為了要想出我們能如何取用 大自然與生俱來的才華── 用生物來造東西── 讓我們先思考發酵的生物過程。 我漸漸認為,當發酵被人類利用時, 可被視為是協助我們 生存的先進科技工具。 固體或液體發酵時 會被真菌化學性地分解, 我們很珍視這過程的副產品。 比如,我們添加酵母, 讓葡萄變成葡萄酒。 在大自然中,這類的轉化 屬於一個複雜的網路── 一個能夠重新分配能量的持續循環。 發酵能引起多物種的互動, 包括細菌和真菌、 植物、昆蟲、動物、人類。 換言之,就是整個生態系統。 數千年來我們都知道這些強大的 微生物互動。 你可以看見,透過穀物、 植物質,以及動物產品, 世上各種人和文化都在使用微生物, 把不能吃的變成能吃的。 甚至早在公元 350 年 就已經有證據, 證明人們會刻意發酵 含有抗生素的食品。 一些蘇丹努比亞人的骨骸 被發現含有明顯的四環素沉澱。 那是我們在現代醫學中 會使用的一種抗生素。 近 1500 年後, 亞歷山大弗萊明發現了 黴菌的抗微生物特性。 透過盤尼西林的工業化發酵, 才讓數百萬得到 感染性疾病的人能夠存活。 在我們人類的發展當中, 發酵可以再次扮演重要的角色。 它是否能代表一種新的生存方式, 如果我們利用它來 完全改變我們的產業?
I've worked in my creative career to develop new material systems for the textile industry. And while it is work that I love, I cannot reconcile with the fact that the textile industry is one of the most polluting in the world. Most of the ecological harm caused by textile processing occurs at the finishing and the dyeing stage. Processing textiles requires huge amounts of water. And since the oil age completely transformed the textile industry, many of the materials and the chemicals used to process them are petroleum based.
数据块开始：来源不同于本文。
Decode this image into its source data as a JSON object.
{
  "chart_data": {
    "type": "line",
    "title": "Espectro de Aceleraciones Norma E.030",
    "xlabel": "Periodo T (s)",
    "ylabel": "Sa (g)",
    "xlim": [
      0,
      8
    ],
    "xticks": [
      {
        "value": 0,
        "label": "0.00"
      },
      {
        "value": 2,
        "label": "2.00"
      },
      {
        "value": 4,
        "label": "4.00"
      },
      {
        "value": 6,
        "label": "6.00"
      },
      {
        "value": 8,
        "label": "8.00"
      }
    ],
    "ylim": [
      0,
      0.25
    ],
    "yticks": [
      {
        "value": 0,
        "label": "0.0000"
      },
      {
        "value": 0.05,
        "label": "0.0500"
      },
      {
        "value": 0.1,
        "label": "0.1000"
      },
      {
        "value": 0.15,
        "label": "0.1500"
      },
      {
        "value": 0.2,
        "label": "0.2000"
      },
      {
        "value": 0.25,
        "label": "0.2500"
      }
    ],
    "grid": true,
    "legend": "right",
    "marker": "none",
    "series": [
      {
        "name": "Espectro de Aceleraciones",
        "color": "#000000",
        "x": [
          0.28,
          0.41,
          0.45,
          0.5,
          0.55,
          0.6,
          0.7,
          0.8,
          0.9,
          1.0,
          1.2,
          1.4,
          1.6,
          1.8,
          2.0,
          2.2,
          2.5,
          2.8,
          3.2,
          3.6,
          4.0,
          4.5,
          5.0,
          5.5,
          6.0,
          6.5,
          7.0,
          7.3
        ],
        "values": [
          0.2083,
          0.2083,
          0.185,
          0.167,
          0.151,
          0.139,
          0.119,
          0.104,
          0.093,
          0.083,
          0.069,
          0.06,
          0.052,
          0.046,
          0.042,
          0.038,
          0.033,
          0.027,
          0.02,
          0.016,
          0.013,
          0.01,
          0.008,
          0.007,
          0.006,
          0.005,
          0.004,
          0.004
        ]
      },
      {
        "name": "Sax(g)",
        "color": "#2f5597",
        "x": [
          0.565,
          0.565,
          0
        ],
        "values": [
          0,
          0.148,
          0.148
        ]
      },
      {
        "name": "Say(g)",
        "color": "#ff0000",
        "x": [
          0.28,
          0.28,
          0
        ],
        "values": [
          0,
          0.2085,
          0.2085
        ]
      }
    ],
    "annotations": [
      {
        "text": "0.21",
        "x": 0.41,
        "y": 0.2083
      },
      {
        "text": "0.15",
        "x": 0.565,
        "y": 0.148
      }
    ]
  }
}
And so coupled with our insatiable appetite for fast fashion, a huge amount of textile waste is ending up in landfill every year because it remains notoriously difficult to recycle. So again, contrast this with biology. Evolved over 3.8 billion years, to rapid prototype, to recycle and to replenish better than any system we've ever engineered.
在我的創意職涯當中, 我為紡織業發展了 新的物質系統。 雖然這是我喜愛的工作, 我無法接受一個事實: 紡織業是世界上 污染最嚴重的產業之一。 大部分因紡織處理所造成的生態傷害 發生在收尾及染色階段。 紡織處理會需要很大量的水。 因為石油年代完全轉變了紡織業, 處理所使用的 許多材料和化學物質 都是以石油為基礎的。 所以,加上我們對於快速時尚 永遠無法滿足的胃口, 結果就是每年要掩埋 大量的紡織廢物, 因為眾所皆知, 這些廢物是很難回收的。 所以,再一次, 將它和生物學做對照。 經過 38 億年的演化, 到快速測試原型, 到回收和再補充, 優於我們曾製造過的任何系統。
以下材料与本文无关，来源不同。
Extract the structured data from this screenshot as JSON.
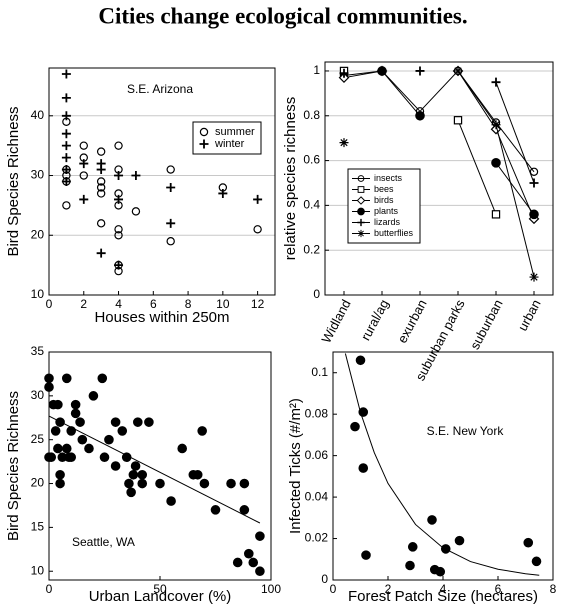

I was inspired by this immense potential and wanted to explore it through a seemingly simple question -- at the time. If a bacteria produces a pigment, how do we work with it to dye textiles? Well, one of my favorite ways is to grow Streptomyces coelicolor directly onto silk. You can see how each colony produces pigment around its own territory. Now, if you add many, many cells, they generate enough dyestuff to saturate the entire cloth. Now, the magical thing about dyeing textiles in this way -- this sort of direct fermentation when you add the bacteria directly onto the silk -- is that to dye one t-shirt, the bacteria survive on just 200 milliliters of water. And you can see how this process generates very little runoff and produces a colorfast pigment without the use of any chemicals.
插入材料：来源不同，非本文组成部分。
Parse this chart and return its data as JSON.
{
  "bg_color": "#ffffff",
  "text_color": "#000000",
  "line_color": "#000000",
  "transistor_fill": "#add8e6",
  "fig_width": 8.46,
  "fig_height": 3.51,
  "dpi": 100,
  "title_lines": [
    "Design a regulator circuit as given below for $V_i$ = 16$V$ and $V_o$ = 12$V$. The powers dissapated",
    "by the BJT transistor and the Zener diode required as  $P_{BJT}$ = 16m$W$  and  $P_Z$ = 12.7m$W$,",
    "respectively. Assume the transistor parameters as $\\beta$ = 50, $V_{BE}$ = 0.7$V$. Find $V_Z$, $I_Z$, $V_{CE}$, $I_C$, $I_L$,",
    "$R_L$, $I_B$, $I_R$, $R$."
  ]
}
我被這巨大的潛能所鼓舞, 想要透過一個似乎 很簡單的問題來探究它── 在那時是如此。 如果細菌能產生色素, 我們如何用它來將織物染色? 我最喜歡的方式之一, 是直接在絲上培養天藍色鏈黴菌。 你們可以看到每個菌落都會 在它的領土周圍產生出色素。 如果你添加許多許多細胞, 它們能生成足夠的染料 將整片布料染色。 神奇的是 這種將織物染色的方式── 直接將細菌添加到絲上的 直接發酵方式── 就是如果要染色一件T恤, 只要 200 毫升的水, 細菌就可以存活。 你們可以看見,這個過程 產生的流量非常少, 不用任何化學物質就能 產生出不褪色的色素。
So now you're thinking -- and you're thinking right -- an inherent problem associated with designing with a living system is: How do you guide a medium that has a life force of its own? Well, once you've established the baseline for cultivating Streptomyces so that it consistently produces enough pigment, you can turn to twisting, folding, clamping, dipping, spraying, submerging -- all of these begin to inform the aesthetics of coelicolor's activity. And using them in a systematic way enables us to be able to generate an organic pattern ... a uniform dye ... and even a graphic print.
所以,現在你們在想── 且你們這樣想是對的── 用生物系統來設計, 天生就會有一個相關的問題: 你要如何引導一個媒介, 如果它本身就有自己的生命力? 一旦你建立起了培養鏈黴菌的基線, 讓它能很一致地產生出足夠的色素, 你就能轉向撚、折、 鉗夾、浸染、噴塗、 淹染── 所有這些做法,都讓天藍色 鏈黴菌活動的美感更有特色。 以系統性的方式來使用它們, 讓我們能夠生成有機的圖案、 染色均勻, 甚至能印圖。
Another problem is how to scale these artisanal methods of making so that we can start to use them in industry. When we talk about scale, we consider two things in parallel: scaling the biology, and then scaling the tools and the processes required to work with the biology. If we can do this, then we can move what happens on a petri dish so that it can meet the human scale, and then hopefully the architecture of our environments.
另一個問題 是要如何擴大這些手作的規模, 使它能被用在產業上? 當我們談到規模, 我們會平行思考兩件事: 將生物學規模擴大, 以及將此生物學所需要的 工具及過程的規模擴大。 如果我們能做到, 我們就能移動培養皿上 所發生的現象, 讓它能符合人類的規模, 希望,接著能符合我們環境的結構。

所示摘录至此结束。